RB: We have made a conscious effort to have a completely transparent fund. Investors monies are transferred from the Jersey administrator directly to First American Title Company, where distributions are made through an escrow account to fund only the amount needed to acquire a specific property held in a special purpose entity.
HW: What is your approach to managing risk?
RB: Management's investment experience and relationships with industry-leading consultants provide the fund with a stringent underwriting process for identifying and vetting each asset's ability to meet our investment criteria. Properties will be purchased without leverage at between 10 and 35 per cent of peak values.
Location is still the cornerstone of property investing, and there has never been such an opportunity to accumulate prime assets with minimal competition. The fund's investment policy provides for limitations on exposure to any one project and requires us to ensure a reasonable level of portfolio diversity within the boundaries of the asset set. This will ensure that the fund will not be adversely impacted by non-core exposures.
HW: What opportunities are you currently looking at?
RB: LandBaron has spent the past 18 months cataloguing the inventory of lots to delineate between those of smaller, unconventional size in sub-standard locations and those of well-positioned and standard-sized lots. We have opened up negotiations with the owners and in some cases contracted for product we believe with be the first to be absorbed.
We have previewed a few portfolios held by national financial institutions, homebuilders, and bankruptcy court consisting of multiple projects in several sub-markets where the fund can immediately divest each individual subdivision to a ready homebuilder at a profit. These subdivisions comprise 'bite-sized' unit counts that can be safely acquired to build as you sell.
HW: What developments do you expect to see in the real estate sector in the western US states and across the country as a whole over the year ahead, and in other political and economic areas that may impact it?
RB: We see continued devaluation, although slight in residential and considerable in commercial until employment and capital market stabilization. We will continue to commission studies in the western states markets to monitor indications of bottoming out. We have many indicators in Las Vegas that equilibrium is imminent and Phoenix is not far behind, based on homebuilders and not just investors vying for this product.

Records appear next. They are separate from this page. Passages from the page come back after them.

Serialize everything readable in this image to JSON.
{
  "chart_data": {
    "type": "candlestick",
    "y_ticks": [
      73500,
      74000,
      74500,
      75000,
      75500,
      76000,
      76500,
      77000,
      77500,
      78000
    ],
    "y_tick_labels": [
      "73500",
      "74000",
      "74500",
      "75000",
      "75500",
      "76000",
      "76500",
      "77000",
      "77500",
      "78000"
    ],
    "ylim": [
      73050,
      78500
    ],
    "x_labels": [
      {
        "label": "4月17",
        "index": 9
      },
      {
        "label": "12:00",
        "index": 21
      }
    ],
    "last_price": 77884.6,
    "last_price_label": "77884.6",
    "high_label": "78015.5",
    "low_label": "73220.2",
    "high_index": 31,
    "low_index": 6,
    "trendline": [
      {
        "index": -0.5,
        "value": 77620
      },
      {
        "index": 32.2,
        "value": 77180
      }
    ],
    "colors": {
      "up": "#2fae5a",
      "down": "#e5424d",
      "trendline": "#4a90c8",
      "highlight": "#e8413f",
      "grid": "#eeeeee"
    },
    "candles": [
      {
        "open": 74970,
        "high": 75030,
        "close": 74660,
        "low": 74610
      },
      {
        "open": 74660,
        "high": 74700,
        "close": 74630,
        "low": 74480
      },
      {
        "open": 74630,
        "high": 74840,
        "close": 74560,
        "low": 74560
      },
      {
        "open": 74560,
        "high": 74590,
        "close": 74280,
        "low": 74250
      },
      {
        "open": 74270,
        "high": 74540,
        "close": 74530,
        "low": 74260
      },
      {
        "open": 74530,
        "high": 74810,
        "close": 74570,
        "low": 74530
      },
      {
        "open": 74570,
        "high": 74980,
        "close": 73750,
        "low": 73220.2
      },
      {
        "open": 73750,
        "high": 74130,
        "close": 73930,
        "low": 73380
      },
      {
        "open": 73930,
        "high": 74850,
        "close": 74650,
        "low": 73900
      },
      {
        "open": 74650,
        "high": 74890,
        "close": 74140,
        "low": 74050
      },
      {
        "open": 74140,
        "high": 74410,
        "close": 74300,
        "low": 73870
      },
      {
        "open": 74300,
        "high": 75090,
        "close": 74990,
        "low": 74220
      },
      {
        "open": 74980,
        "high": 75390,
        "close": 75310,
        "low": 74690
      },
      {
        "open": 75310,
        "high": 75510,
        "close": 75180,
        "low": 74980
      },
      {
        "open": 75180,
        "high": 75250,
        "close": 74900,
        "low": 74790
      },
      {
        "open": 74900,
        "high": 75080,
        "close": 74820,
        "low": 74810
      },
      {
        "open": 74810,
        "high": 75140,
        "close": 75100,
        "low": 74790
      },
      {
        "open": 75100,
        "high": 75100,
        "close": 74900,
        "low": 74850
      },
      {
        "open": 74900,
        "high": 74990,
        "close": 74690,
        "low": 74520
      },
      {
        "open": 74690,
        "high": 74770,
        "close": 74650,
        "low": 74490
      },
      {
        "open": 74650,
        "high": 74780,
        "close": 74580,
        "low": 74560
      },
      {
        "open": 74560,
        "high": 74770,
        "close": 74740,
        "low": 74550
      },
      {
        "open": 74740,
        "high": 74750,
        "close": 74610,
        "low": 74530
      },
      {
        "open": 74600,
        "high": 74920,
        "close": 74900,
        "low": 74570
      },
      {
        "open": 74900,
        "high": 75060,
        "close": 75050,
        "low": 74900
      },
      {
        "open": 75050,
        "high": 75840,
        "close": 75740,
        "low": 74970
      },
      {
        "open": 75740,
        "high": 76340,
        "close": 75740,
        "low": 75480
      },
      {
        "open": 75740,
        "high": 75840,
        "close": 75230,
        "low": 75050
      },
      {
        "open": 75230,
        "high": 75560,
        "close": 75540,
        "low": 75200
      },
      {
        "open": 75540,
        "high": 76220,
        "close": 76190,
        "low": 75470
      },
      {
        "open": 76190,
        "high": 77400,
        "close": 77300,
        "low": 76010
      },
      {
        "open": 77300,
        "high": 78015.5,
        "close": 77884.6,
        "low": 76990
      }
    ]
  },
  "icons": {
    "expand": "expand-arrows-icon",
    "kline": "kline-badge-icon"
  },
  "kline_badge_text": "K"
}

We believe that the floodgates of sideline money awaiting the declaration of a bottom will, as in all previous cycles, result in an immediate float in pricing. In the event of a U- or W-shaped recovery, we will acquire 'Main and Main' locations at appropriate pricing as a safer strategy than waiting until full market upswing to deploy capital on the leftovers.
HW: How will these developments affect your portfolio?
RB: Positively. We will own or have under contract the majority of our targeted assets prior to the mass influx of sideline capital.
HW: What differentiates you from other managers in your sector?
RB: We have experience through bear and bull markets, and our track record of returns shows that we have transitioned well from opportunistic to distressed and vice versa. This is a natural evolution for our company.
Funds targeted for cherry-picking physical property are just beginning to surface. The other funds that have recently launched have strategies aimed at bulks of non-performing debt or actually going vertical in construction of homes.
HW: Do you have any plans for further product launches in the near future?
RB: We may launch a US investor-based fund to co-invest with the Western States Distressed Land Fund.